For two decades (from the mid 1950s to the mid-1970s), subroutines and functions were the only way to organize code. In the mid-1970s, the structured programming movement introduced an additional way to organize code, with IF/THEN/ELSE and WHILE statements (and an avoidance of GOTO). These techniques worked at a more granular level that subroutines and functions. Structured programming organized code "in the small" and subroutines and functions organized code "in the medium". Notice that we had no way (at the time) to organize code "in the large".

Techniques to organize code "in the large" did come. One attempt was dynamic-linked libraries (DLLs), introduced with Microsoft Windows but also used by earlier operating systems. Another was Microsoft's COM, which organized the DLLs. Neither were particularly effective at organizing code.

Object-oriented programming was effective at organizing code at a level higher than procedures and functions. And it has been successful for the past two-plus decades. OOP let programmers build large systems, sometimes with thousands of classes and millions of lines of code.

So what technique has arrived that displaces object-oriented programming? How has the computer world changed, that object-oriented programming would become despised?

I think it is cloud programming and web services, and specifically, microservices.

OOP lets us organize a large code base into classes (and namespaces which contain classes). The concept of a web service also lets us organize our code, in a level higher than procedures and functions. A web service can be a large thing, using OOP to organize its innards.

But a microservice is different from a large web service. A microservice is, by definition, small. A large system can be composed of multiple microservices, but each microservice must be a small component.

Microservices are small enough that they can be handled by a simple script (perhaps in Python or Ruby) that performs a few specific tasks and then exits. Small programs don't need classes and object-oriented programming. Object-oriented programming adds cost to simple programs with no corresponding benefit.

Programmers building microservices in languages such as Java or C# may feel that object-oriented programming is being forced upon them. Both Java and C# are object-oriented languages, and they mandate classes in your program. A simple "Hello, world!" program requires the definition of at least one class, with at least one static method.

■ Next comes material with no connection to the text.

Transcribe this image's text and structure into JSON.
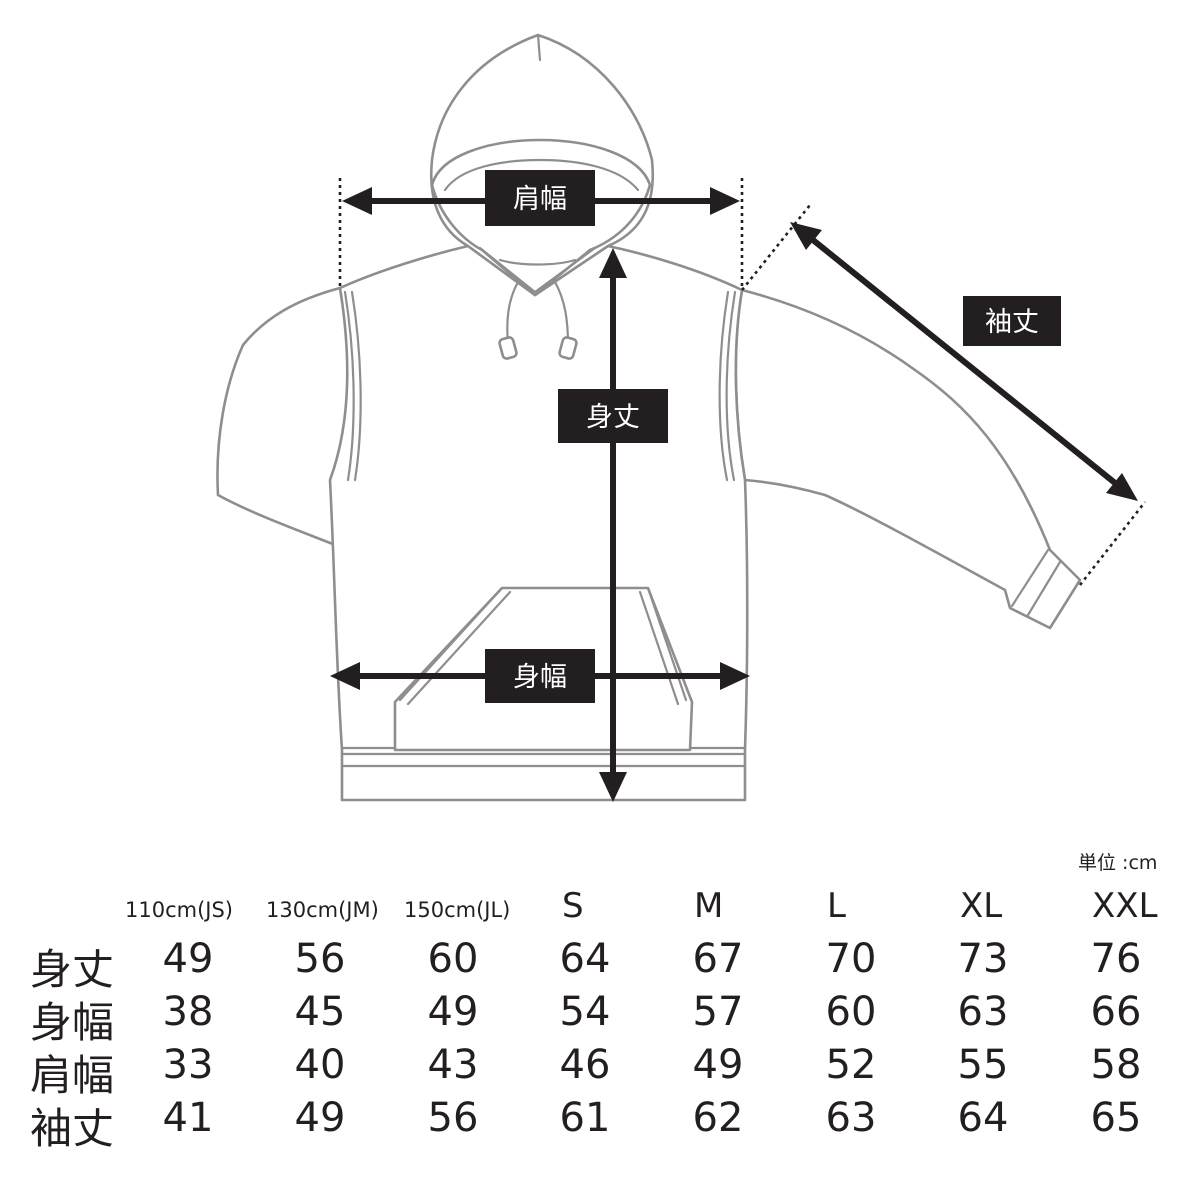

Perhaps languages that are not object-oriented are better for microservices. Languages such as Python, Ruby, or even Perl. If performance is a concern, the compiled languages C and Go are available. (It might be that the recent interest in C is driven by the development of cloud applications and microservices for them.)

Object-oriented programming was (and still is) an effective way to manage code for large systems. With the advent of microservices, it is not the only way. Using object-oriented programming for microservices is overkill. OOP requires overhead that is not helpful for small programs; if your microservice is large enough to require OOP, then it isn't a microservice.

I think this is the reason for the recent animosity towards object-oriented programming. Programmers have figured out the OOP doesn't mix with microservices -- but they don't know why. They fell that something is wrong (which it is) but they don't have the ability to shake off the established programming practices and technologies (perhaps because they don't have the authority).

If you are working on a large system, and using microservices, give some thought to your programming language.